Les CDC mettent à disposition de nombreuses données pour intégrer les DSS dans les initiatives de santé publique et la pratique médicale. L’agence souligne toutefois que le défi majeur réside dans la transformation de ces données en actions concrètes. Plusieurs programmes visent à sensibiliser les cliniciens aux questions sociales clés, telles que le statut socio-économique, le niveau d’éducation et l’historique professionnel.

Une initiative spécifique se concentre sur le rôle du travail dans la santé. Son objectif est de faciliter l’intégration d’informations structurées sur l’emploi dans les dossiers médicaux électroniques. Prenons l’exemple d’un patient souffrant d’hypertension réfractaire aux traitements habituels. La connaissance de ses 10 années d’expérience en tant que peintre en bâtiment pourrait orienter le diagnostic vers une intoxication au plomb, une cause possible d’hypertension.

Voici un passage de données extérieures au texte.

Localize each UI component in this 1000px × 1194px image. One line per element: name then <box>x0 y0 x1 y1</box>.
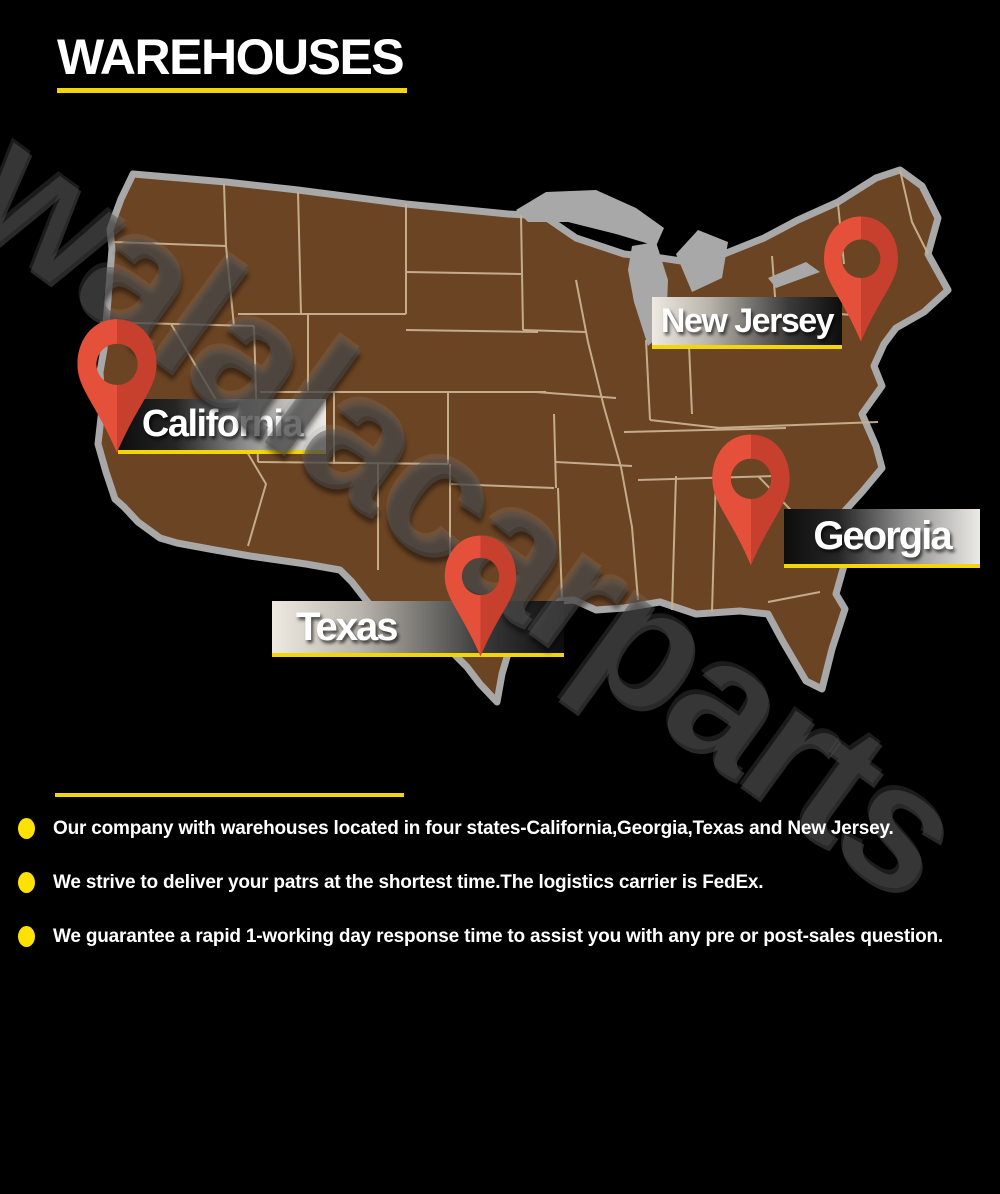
bullet-item: We strive to deliver your patrs at the s… <box>18 870 993 895</box>
label-new-jersey: New Jersey <box>652 297 842 349</box>
lake-superior <box>516 190 664 246</box>
map-pin-icon-georgia <box>712 434 790 566</box>
label-georgia-text: Georgia <box>813 514 952 558</box>
title-underline <box>57 88 407 93</box>
bullet-text: We strive to deliver your patrs at the s… <box>53 872 764 893</box>
label-new-jersey-text: New Jersey <box>660 301 835 340</box>
bullet-item: Our company with warehouses located in f… <box>18 816 993 841</box>
map-pin-icon-new-jersey <box>824 216 898 342</box>
label-georgia: Georgia <box>784 509 980 568</box>
map-pin-icon-california <box>77 319 157 453</box>
label-california-text: California <box>141 403 304 445</box>
label-texas: Texas <box>272 601 564 657</box>
bottom-divider-line <box>55 793 404 797</box>
state-borders <box>99 169 929 613</box>
page-title: WAREHOUSES <box>57 29 405 85</box>
bullet-text: Our company with warehouses located in f… <box>53 818 894 839</box>
map-pin-icon-texas <box>444 535 517 657</box>
bullet-item: We guarantee a rapid 1-working day respo… <box>18 924 993 949</box>
label-california: California <box>118 399 326 454</box>
bullet-dot-icon <box>18 818 35 839</box>
lake-ontario <box>768 262 820 288</box>
lake-huron <box>676 230 728 292</box>
bullet-dot-icon <box>18 926 35 947</box>
bullet-text: We guarantee a rapid 1-working day respo… <box>53 926 943 947</box>
label-texas-text: Texas <box>296 604 398 649</box>
bullet-dot-icon <box>18 872 35 893</box>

De même, une infirmière praticienne confrontée à une augmentation inexpliquée du taux d’HbA1c d’une patiente diabétique de type 2 pourrait, grâce à l’intégration des DSS, découvrir que cette patiente travaille de nuit. Le travail posté peut en effet perturber le contrôle glycémique, et le système pourrait alors proposer des recommandations spécifiques pour la gestion du diabète chez les travailleurs postés.

Les CDC travaillent également sur un modèle de données standardisé pour les informations relatives au travail, ainsi que sur des normes nationales en matière de vocabulaire et d’interopérabilité des systèmes informatiques de santé.

À la Mayo Clinic, des recherches sont menées sur l’impact des DSS sur la santé. Le Dr Young Juhn, directeur du programme d’IA et du laboratoire de science des populations de précision, étudie depuis 2006 les effets du statut socio-économique sur la santé, avec le soutien des National Institutes of Health (NIH).

Il a développé et validé un indice socio-économique basé sur le logement, appelé indice HOUSES, qui permet de mesurer le statut socio-économique des patients de manière objective. Cet indice, basé sur des données immobilières publiques (nombre de pièces, nombre de salles de bains, superficie, valeur estimée), est utilisé dans la recherche épidémiologique pour comprendre les disparités en matière de santé.

L’indice HOUSES permet de cibler les patients les plus vulnérables et de démontrer la valeur ajoutée de l’intégration des DSS. Une étude de Stevens et al. a montré que les patients ayant un score HOUSES élevé présentaient un risque de rejet de greffe rénale inférieur de 53 % à ceux ayant le score le plus bas.

Le Dr Juhn et ses collègues ont constaté que l’indice HOUSES permet de prédire 44 résultats de santé et facteurs de risque comportementaux différents chez les adultes et les enfants.

Il est toutefois important de rester réaliste. Même un algorithme intégrant tous les DSS imaginables ne suffira pas à éliminer les inégalités en matière de santé. Les patients et les prestataires peuvent choisir d’ignorer les recommandations de l’algorithme s’ils les jugent trop coûteuses ou injustifiées, ou si le patient a des difficultés à accéder aux examens recommandés.

Néanmoins, les algorithmes enrichis par les DSS ont le potentiel d’améliorer la prise en charge des patients. Les connaissances acquises par les médecins et les infirmières grâce à l’analyse des paramètres cliniques sont précieuses, mais elles ne suffisent plus. Le tableau clinique doit être complété par une prise en compte des facteurs sociaux qui influencent l’accès aux soins et les résultats à long terme.

Références

  1. Chigudu S. Livre : Un guide ironique sur le colonialisme dans le domaine de la santé mondiale. The Lancet. 2021 ; 397 : 1874-1975.
  2. Stevens M, Beebe TJ, Wi Chung-II et al. L’indice HOUSES en tant que mesure socio-économique innovante prédit l’échec du greffon chez les receveurs de greffe de rein. Transplantation 2020 ; 104 : 2383-2392.